Ambivo a creare del valore attorno al progetto, volevo portare un pezzo di autentica Spagna in Italia, la sua gastronomia, la sua cultura, sognavo di creare intorno a questo mondo un marchio di profonda autenticità.
Per i primi cinque anni mi dedicai esclusivamente alla distribuzione B2B, al fine di creare una base solida ed una struttura aziendale. Nel 2017 aprii le porte al consumatore finale attraverso la vendita online e infine, nel 2020, ho dato vita ad un punto vendita nella mia città natale, Treviso.
Oggi coesistono due realtà: Cuore iberico Srl in Italia e Sabortour Distribuciones, S.L. in Spagna.
Sabortour è la base da dove tutto parte: la ricerca e la selezione dei prodotti, la logistica, la direzione generale dell’intero progetto.
Non è affatto un azzardo dire che oggi il progetto Cuore iberico è qualcosa di unico e senza eguali in Europa. È autentico perché tutto viene seguito e controllato direttamente in loco, in Spagna e, visto che trattiamo eccellenze eno-gastronomiche spagnole, questo aspetto non è per nulla banale.

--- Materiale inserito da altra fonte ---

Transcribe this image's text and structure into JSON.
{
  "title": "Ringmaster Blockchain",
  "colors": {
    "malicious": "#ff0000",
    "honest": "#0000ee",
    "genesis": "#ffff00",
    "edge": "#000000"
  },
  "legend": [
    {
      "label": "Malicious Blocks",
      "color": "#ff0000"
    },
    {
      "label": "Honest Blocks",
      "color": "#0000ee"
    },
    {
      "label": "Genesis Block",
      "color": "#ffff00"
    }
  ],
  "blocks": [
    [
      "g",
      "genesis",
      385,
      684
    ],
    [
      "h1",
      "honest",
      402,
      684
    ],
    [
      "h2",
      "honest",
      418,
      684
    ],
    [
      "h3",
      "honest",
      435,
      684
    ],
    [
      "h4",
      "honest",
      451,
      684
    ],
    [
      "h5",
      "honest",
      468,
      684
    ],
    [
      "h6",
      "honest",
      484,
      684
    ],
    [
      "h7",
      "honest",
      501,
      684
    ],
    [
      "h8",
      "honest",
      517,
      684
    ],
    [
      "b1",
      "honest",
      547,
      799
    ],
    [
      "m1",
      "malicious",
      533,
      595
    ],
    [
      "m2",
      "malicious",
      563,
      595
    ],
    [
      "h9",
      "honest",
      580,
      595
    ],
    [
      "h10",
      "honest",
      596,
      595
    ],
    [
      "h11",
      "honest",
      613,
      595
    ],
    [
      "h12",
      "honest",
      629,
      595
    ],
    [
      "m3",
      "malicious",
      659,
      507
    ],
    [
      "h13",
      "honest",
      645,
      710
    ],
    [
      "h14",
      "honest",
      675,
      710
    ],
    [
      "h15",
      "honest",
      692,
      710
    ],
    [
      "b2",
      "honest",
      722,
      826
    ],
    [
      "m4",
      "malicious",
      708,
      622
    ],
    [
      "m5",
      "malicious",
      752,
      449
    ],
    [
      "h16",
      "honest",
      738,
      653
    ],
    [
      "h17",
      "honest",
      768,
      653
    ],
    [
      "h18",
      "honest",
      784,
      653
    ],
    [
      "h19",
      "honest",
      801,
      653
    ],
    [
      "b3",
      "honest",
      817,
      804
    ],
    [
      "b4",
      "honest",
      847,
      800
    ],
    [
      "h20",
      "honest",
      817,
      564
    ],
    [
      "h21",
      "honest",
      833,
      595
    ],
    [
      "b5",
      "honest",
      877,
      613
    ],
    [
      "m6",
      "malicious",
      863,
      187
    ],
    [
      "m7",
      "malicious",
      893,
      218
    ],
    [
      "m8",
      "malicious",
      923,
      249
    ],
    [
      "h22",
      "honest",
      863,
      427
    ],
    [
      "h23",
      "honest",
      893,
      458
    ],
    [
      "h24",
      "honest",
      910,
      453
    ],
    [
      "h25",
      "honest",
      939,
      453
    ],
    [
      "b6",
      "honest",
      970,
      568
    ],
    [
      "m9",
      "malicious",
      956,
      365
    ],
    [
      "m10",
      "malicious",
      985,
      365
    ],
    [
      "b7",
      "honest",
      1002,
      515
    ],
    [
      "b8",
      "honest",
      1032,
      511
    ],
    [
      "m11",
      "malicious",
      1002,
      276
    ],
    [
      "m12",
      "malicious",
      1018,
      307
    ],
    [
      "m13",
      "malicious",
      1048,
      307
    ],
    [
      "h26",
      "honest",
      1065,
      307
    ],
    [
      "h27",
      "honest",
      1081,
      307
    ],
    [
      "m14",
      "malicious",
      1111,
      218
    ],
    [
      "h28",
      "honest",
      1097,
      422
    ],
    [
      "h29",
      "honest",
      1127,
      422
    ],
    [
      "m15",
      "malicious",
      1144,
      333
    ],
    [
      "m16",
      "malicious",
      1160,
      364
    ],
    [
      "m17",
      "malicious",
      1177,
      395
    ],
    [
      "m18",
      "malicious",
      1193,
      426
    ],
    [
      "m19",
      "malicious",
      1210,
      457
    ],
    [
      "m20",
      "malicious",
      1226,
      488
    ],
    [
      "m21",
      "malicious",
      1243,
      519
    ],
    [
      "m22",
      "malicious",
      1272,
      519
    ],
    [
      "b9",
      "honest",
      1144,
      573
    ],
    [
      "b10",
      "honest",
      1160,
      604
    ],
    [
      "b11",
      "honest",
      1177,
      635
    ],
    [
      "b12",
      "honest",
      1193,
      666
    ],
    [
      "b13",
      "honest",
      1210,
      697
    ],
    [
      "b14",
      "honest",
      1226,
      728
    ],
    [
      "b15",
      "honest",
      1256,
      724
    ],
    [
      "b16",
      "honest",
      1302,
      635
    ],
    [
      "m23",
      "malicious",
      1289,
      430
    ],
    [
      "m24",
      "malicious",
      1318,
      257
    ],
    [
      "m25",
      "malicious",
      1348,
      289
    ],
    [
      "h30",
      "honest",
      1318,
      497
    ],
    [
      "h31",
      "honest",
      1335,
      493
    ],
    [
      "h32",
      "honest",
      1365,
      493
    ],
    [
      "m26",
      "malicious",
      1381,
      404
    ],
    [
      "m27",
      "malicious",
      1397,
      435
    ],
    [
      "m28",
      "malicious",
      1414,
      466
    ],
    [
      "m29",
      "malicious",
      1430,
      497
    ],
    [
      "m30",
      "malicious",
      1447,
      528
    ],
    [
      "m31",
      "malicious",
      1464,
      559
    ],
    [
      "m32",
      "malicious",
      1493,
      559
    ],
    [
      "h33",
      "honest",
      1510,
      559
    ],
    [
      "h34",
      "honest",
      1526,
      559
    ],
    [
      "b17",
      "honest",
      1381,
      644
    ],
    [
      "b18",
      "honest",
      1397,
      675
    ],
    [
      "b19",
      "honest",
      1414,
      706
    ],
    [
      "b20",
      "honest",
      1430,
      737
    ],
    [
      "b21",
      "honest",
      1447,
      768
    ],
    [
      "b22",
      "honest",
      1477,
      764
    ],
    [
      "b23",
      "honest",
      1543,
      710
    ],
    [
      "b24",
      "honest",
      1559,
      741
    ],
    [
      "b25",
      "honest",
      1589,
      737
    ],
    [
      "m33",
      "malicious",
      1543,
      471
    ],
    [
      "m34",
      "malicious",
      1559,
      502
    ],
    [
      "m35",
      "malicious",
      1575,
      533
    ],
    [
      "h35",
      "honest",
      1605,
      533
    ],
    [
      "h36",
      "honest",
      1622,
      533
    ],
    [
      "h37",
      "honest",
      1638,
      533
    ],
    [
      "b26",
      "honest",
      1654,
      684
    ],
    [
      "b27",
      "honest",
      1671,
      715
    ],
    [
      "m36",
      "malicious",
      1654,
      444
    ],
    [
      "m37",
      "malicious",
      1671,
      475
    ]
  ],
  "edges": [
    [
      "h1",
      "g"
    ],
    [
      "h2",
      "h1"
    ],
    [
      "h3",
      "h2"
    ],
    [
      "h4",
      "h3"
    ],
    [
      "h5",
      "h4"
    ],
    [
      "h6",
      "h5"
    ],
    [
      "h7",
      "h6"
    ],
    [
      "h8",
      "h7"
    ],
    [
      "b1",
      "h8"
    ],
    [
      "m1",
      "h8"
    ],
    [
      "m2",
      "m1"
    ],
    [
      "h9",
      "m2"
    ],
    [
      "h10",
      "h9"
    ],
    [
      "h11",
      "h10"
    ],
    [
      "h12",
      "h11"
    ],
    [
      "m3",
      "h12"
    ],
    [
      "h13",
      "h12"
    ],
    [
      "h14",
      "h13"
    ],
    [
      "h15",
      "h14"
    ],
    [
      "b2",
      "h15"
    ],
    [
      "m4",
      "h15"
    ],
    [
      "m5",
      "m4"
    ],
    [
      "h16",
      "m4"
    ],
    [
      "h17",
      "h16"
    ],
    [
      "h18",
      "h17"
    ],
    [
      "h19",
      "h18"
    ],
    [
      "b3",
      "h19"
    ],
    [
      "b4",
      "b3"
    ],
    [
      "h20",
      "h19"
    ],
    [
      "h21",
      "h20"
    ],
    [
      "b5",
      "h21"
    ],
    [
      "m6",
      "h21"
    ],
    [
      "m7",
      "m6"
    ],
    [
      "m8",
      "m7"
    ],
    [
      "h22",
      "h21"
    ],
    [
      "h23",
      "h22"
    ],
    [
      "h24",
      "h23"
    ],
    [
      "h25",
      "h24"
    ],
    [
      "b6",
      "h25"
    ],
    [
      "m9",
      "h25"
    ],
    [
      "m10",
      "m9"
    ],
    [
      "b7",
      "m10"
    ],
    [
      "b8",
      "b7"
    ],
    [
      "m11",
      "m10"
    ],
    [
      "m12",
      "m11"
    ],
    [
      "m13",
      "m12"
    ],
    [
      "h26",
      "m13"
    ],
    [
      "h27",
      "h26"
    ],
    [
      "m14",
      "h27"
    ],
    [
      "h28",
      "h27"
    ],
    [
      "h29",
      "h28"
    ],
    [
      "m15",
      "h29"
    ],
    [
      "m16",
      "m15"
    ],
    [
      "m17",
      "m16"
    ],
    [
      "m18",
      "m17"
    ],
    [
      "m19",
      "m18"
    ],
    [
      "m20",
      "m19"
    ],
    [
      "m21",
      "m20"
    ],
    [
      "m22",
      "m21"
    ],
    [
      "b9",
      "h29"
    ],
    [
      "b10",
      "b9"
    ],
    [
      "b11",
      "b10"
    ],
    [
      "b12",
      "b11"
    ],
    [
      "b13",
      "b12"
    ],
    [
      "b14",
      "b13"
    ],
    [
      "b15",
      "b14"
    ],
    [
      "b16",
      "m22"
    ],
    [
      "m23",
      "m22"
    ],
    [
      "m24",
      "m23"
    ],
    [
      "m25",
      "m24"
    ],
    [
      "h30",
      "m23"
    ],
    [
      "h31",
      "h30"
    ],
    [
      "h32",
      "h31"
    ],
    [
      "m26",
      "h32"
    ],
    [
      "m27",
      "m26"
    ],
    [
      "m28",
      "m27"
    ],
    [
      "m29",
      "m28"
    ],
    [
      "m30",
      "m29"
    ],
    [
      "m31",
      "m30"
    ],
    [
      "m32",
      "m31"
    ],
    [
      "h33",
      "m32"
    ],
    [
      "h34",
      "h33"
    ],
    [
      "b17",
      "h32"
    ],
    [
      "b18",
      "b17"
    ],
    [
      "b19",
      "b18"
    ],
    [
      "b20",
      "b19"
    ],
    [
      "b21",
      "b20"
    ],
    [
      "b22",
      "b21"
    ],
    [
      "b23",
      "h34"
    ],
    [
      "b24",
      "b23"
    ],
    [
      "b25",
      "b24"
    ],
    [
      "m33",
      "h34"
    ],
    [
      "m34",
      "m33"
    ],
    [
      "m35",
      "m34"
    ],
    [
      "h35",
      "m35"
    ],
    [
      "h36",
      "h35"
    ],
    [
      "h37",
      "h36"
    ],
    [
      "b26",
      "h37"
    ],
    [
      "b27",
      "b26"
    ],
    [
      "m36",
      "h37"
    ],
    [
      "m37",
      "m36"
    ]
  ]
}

In tutta onestà credo sia questo il nostro vero punto di forza rispetto alla concorrenza, una concorrenza che spesso è composta da varie tipologie di aziende alcune delle quali anche molto grandi ed affermate, ma che altrettanto spesso manca di profonda specializzazione.
Possiamo dire che nella nicchia di mercato in cui operiamo, fascia molto piccola e di alto livello, siamo i numeri uno in Italia.